HPP (High-Pressure Processing) Machines for Food

31 Jul.,2025

High-Pressure Processing (HPP) is a non-thermal food preservation technology that uses high pressure to extend shelf life while maintaining nutritional quality. Recently, there have been several advancements and industry developments in HPP machinery for food applications.

 

High-Pressure Processing (HPP) is a non-thermal food preservation technology that uses high pressure to extend shelf life while maintaining nutritional quality. Recently, there have been several advancements and industry developments in HPP machinery for food applications.

 

1. Expansion of HPP Capacity Worldwide

Several companies are increasing their HPP capabilities to meet growing demand for clean-label, preservative-free foods. In 2024, Hiperbaric, a leading HPP equipment manufacturer, announced new installations in North America, Europe, and Asia to support juice, meat, and seafood producers.
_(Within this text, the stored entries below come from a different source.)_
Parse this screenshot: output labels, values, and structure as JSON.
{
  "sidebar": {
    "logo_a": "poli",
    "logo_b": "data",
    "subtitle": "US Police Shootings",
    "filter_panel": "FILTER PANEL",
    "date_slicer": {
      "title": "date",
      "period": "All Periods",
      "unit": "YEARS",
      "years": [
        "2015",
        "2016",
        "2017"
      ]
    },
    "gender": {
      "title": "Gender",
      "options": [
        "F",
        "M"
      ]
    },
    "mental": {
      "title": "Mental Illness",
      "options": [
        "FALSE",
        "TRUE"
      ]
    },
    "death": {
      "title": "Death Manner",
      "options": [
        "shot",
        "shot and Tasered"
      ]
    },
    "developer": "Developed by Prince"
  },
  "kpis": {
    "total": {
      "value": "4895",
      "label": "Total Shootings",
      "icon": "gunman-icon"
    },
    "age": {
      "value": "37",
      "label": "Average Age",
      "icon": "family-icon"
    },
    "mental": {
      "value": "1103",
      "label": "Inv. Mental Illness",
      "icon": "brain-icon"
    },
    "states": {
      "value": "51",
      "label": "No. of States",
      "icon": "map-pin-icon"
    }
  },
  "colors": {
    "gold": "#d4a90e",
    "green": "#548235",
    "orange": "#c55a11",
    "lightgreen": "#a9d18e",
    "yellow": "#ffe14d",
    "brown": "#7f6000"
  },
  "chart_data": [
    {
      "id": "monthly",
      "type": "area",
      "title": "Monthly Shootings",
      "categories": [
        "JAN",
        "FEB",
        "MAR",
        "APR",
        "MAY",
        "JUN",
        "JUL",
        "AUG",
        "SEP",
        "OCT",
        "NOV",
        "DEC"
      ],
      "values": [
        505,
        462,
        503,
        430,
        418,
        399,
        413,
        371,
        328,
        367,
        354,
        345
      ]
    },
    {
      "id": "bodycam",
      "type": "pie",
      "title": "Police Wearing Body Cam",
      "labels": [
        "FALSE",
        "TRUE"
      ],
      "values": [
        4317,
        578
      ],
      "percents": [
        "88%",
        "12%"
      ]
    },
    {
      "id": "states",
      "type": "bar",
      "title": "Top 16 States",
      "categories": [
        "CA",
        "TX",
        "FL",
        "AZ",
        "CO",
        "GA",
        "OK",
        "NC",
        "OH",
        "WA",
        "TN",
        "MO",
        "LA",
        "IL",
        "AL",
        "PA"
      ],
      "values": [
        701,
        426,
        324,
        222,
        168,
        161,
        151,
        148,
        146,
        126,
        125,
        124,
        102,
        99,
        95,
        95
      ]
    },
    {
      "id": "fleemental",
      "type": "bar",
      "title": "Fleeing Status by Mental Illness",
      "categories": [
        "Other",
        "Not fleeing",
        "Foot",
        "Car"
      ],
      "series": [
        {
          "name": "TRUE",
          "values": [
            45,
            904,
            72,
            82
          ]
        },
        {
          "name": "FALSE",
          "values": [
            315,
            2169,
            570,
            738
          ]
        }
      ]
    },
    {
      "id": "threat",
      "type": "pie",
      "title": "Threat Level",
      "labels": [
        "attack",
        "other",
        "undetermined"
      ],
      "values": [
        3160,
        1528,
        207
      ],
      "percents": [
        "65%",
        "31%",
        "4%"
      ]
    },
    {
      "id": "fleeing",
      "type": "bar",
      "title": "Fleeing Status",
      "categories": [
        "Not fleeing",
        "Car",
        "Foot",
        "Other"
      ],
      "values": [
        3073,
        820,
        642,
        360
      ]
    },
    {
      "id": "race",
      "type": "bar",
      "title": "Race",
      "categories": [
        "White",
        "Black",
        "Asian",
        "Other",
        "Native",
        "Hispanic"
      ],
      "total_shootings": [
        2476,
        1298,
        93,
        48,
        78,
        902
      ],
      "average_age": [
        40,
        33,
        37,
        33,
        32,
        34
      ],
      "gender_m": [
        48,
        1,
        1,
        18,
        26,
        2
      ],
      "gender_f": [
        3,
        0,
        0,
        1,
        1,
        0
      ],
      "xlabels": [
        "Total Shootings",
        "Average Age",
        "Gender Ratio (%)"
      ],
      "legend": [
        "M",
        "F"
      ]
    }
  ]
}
Their Hiperbaric 525 model, capable of processing 525-liter batches, is gaining popularity for its efficiency.

 

2. Innovations in HPP for Plant-Based Foods

With the rise of plant-based diets, HPP is being widely adopted to enhance the safety and shelf life of vegan products. Companies like Echigo Seika in Japan are using HPP to preserve plant-based ready-to-eat meals without artificial additives. Similarly, Good Foods (a U.S.-based brand) uses HPP to maintain freshness in their guacamole and dips.

 

3. HPP for Pet Food Safety

The pet food industry is increasingly adopting HPP to eliminate pathogens like Salmonella and Listeria without heat treatment. Thrive Foods and Nature’s Variety have implemented HPP to ensure safer raw and freeze-dried pet foods while preserving nutrients.

 

4. Energy-Efficient HPP Machines

Newer HPP machines are focusing on sustainability. Avure Technologies (part of JBT Corporation) has developed energy-efficient models that reduce water and electricity consumption, making HPP more eco-friendly.

 

5. Regulatory Approvals and Research

In early 2024, the FDA and EFSA reaffirmed HPP’s effectiveness in food safety, encouraging more food manufacturers to adopt the technology. Research from Ohio State University also confirmed that HPP retains more vitamins in cold-pressed juices compared to pasteurization.

 

6. Automation in HPP Processing

Automated loading and unloading systems are being integrated into HPP machines to improve efficiency. Hyperpasteurization systems now feature robotics for faster processing, reducing labor costs in high-volume production.

 

Conclusion

HPP technology continues to evolve, driven by demand for safer, longer-lasting, and minimally processed foods. With advancements in automation, sustainability, and applications in plant-based and pet foods, HPP remains a key innovation in the food industry. Companies investing in HPP are likely to gain a competitive edge in the clean-label market.